John Alfred Williams (December 5, 1925 – July 3, 2015) was an African American author, journalist, and academic. His novel The Man Who Cried I Am was a bestseller in 1967. Also a poet, he won an American Book Award for his 1998 collection Safari West.

Life and career
Williams was born in Jackson, Mississippi, and his family moved to Syracuse, New York. After naval service in World War II, he graduated in 1950 from Syracuse University.  He was a journalist for Ebony (his September 1963 Ebony article "Negro In Literature Today" has been singled out for particular praise), Jet, and Newsweek magazines.
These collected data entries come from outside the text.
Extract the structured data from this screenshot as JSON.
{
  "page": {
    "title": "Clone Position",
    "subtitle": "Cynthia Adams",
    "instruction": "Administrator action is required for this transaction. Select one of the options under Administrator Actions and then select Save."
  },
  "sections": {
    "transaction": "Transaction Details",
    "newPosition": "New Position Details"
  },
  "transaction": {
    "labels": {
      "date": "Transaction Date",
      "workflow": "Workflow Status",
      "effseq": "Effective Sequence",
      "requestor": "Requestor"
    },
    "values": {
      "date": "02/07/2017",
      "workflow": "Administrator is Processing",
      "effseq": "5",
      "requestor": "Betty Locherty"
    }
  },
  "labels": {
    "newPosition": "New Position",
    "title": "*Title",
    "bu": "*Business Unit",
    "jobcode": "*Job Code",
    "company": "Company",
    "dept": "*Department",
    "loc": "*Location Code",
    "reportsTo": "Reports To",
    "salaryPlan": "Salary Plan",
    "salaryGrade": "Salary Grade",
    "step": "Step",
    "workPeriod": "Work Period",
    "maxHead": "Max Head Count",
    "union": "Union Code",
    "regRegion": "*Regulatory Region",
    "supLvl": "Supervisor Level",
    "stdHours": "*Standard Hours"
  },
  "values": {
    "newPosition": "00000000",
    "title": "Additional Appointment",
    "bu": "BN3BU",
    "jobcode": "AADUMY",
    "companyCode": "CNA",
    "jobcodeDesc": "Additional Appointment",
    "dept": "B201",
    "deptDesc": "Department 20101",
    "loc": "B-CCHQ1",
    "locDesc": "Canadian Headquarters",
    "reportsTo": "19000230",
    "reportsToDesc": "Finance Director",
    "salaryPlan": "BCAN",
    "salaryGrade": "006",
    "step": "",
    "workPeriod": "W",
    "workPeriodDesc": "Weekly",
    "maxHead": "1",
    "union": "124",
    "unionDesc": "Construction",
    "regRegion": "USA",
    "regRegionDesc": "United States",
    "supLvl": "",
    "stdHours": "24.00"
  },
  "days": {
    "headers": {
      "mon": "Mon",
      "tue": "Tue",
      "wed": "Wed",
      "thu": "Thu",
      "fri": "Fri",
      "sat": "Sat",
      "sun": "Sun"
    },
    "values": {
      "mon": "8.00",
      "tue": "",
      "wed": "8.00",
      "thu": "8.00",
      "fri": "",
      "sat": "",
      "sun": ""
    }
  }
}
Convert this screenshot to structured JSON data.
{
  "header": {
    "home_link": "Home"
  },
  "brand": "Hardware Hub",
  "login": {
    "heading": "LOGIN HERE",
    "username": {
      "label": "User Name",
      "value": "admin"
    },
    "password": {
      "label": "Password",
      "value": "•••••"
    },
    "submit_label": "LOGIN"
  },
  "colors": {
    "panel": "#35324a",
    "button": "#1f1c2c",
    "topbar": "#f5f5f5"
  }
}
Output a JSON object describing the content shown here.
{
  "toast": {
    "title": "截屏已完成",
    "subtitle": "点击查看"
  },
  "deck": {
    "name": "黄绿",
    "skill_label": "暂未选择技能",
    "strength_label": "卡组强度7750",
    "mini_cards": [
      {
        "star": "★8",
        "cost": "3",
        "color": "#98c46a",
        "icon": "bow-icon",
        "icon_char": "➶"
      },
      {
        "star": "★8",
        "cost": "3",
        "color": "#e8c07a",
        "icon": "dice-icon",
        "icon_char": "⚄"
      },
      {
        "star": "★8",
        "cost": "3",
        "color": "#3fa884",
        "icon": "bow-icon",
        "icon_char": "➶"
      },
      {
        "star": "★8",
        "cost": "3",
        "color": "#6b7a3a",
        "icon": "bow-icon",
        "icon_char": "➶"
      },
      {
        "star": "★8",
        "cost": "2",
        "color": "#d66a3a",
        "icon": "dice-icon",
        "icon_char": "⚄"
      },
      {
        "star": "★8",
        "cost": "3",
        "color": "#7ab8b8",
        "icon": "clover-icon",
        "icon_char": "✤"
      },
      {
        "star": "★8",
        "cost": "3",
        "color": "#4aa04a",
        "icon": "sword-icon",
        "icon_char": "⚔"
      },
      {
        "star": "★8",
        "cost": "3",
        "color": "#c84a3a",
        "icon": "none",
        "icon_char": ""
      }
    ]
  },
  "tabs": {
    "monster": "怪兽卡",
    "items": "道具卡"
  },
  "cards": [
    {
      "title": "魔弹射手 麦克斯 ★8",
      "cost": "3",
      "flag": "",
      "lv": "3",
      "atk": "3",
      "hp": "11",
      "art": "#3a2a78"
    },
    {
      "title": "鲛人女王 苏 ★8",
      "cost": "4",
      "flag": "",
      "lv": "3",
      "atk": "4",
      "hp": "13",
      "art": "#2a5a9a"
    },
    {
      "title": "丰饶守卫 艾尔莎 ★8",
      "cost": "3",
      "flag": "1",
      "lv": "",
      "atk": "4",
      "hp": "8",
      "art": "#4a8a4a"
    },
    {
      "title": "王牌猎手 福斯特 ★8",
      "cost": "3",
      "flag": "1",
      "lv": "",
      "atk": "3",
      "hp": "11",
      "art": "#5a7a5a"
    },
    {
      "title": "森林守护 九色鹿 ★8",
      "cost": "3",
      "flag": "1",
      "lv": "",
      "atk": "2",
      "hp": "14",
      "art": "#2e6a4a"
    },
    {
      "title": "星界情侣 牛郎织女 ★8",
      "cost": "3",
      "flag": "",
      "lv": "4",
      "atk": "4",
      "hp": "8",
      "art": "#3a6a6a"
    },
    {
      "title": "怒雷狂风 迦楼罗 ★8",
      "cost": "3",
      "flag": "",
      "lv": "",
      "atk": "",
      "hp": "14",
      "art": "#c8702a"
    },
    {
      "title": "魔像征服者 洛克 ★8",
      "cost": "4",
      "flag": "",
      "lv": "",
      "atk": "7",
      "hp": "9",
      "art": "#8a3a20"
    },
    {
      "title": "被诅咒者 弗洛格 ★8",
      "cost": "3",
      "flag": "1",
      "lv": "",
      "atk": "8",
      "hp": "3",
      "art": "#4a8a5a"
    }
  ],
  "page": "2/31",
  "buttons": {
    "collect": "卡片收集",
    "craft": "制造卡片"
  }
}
His novels, which include The Angry Ones (1960) and The Man Who Cried I Am (1967), are mainly about the black experience in white America. The Man Who Cried I Am, a fictionalized account of the life and death of African-American writer Richard Wright, introduced the King Alfred Plan – a fictional CIA-led scheme supporting an international effort to eliminate people of African descent. This "plan" has since been cited as fact by some members of the Black community and conspiracy theorists. Sons of Darkness, Sons of Light: A Novel of Some Probability (1969) imagines a race war in the United States. The novel begins as a thriller with aspects of detective fiction and spy fiction, before transitioning to apocalyptic fiction at the point when the characters' revolt begins.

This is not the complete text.